The ad fund rate of $420 is substantially higher than the typical $2.0% for fitness franchises. Can you provide a detailed breakdown of how this fund is allocated and examples of marketing initiatives it has supported?
#1
Your termination rate of 4.5% is significantly above the typical 0.0-1.68% for fitness franchises. What were the specific reasons for the 1 unit termination in 2024, and what triggers most commonly lead to franchise terminations in your system?
#2
The renewal agreement includes 10 conditions for renewal, exceeding the typical 7-9 conditions. Can you provide the complete list of these 10 renewal conditions and explain which ones are most frequently the basis for denied renewals?
#3
What specific training and ongoing support services are provided to franchisees, given that your Support & Training score of 77 is below the typical range of 82.0-93.0 for this category?
#4
Can you provide the complete Item 19 Financial Performance disclosure, including the number of units reporting, breakdown by region, and any special notes about the top quartile performers that achieved sales of $1.3M+?
#5
How are the top quartile performers achieving $1.3M in annual sales compared to the median of $555,000? What operational strategies or market conditions differentiate these locations?
#6
Given the strong 3-year CAGR of 40.1%, what is driving this rapid unit growth? Are new units underperforming or outperforming your long-term average as you scale?
#7
The closure and termination in 2024 occurred after 3 years of growth.
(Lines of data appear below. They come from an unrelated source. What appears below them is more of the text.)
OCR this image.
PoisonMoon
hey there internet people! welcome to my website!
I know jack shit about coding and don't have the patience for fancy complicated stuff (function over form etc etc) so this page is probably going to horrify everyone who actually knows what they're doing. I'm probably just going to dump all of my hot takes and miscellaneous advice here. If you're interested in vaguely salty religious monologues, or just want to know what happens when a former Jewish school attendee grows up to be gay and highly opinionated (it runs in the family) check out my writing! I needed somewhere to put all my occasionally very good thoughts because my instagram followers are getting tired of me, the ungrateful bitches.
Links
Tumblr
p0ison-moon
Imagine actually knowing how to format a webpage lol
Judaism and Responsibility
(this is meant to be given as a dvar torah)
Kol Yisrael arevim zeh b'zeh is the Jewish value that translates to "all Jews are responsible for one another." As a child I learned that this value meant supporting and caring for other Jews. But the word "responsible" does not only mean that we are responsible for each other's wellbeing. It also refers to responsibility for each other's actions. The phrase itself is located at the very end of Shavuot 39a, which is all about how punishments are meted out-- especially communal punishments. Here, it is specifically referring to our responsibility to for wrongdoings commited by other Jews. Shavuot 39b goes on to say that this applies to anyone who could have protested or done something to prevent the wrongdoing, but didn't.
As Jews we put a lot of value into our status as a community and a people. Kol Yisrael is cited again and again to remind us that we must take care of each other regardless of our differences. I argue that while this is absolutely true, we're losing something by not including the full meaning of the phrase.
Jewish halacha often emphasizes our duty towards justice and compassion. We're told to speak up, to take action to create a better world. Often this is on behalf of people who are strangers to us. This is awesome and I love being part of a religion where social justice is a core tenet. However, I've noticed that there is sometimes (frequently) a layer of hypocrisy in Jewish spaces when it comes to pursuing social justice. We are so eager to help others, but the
Can you provide details on whether these exits represent isolated incidents or early signs of challenges within the system?
#8
What is the current status of franchisee satisfaction and retention beyond the first year? Do you have data on franchisees renewing at the end of their initial 10-year terms?
#9
The non-compete clause restricts activity within 15 miles for 2 years post-termination. How is this enforced, and are there any pending disputes or litigation regarding non-compete violations?
#10
Can you provide examples of the capital improvements, remodeling, and modernization requirements that may be imposed as conditions of renewal?
#11
How many franchisees have completed the first 10-year term and renewed? What percentage of eligible franchisees chose to renew versus exit the system?
#12
What are the specific 17 non-curable defaults that allow immediate termination without a cure period, and how frequently do these occur in practice?
#13
The technology fee is $695 monthly. What systems and tools does this cover, and can you provide a breakdown of what services franchisees receive relative to this cost?
#14
Are there any disputes, complaints, or litigation pending with franchisees that have been settled or are under confidentiality agreements that do not appear in public records?
#15
What percentage of franchisee locations are located within exclusive territories, and have there been any encroachment issues or disputes over territory boundaries?
#16
Can you explain why the Financial Performance score of 64 exceeds the typical range for fitness franchises? Does this indicate stronger-than-typical unit economics or different reporting metrics?
#17
What support is provided during the critical first 2 years of operation, and what is the average time to breakeven for new franchisees?
#18
Are there any geographic regions or market types where unit closures or terminations have been concentrated, and are there plans to adjust expansion strategy in these areas?
#19
How many units have transferred ownership since the system's inception, and what is the typical approval process and fee for transfers?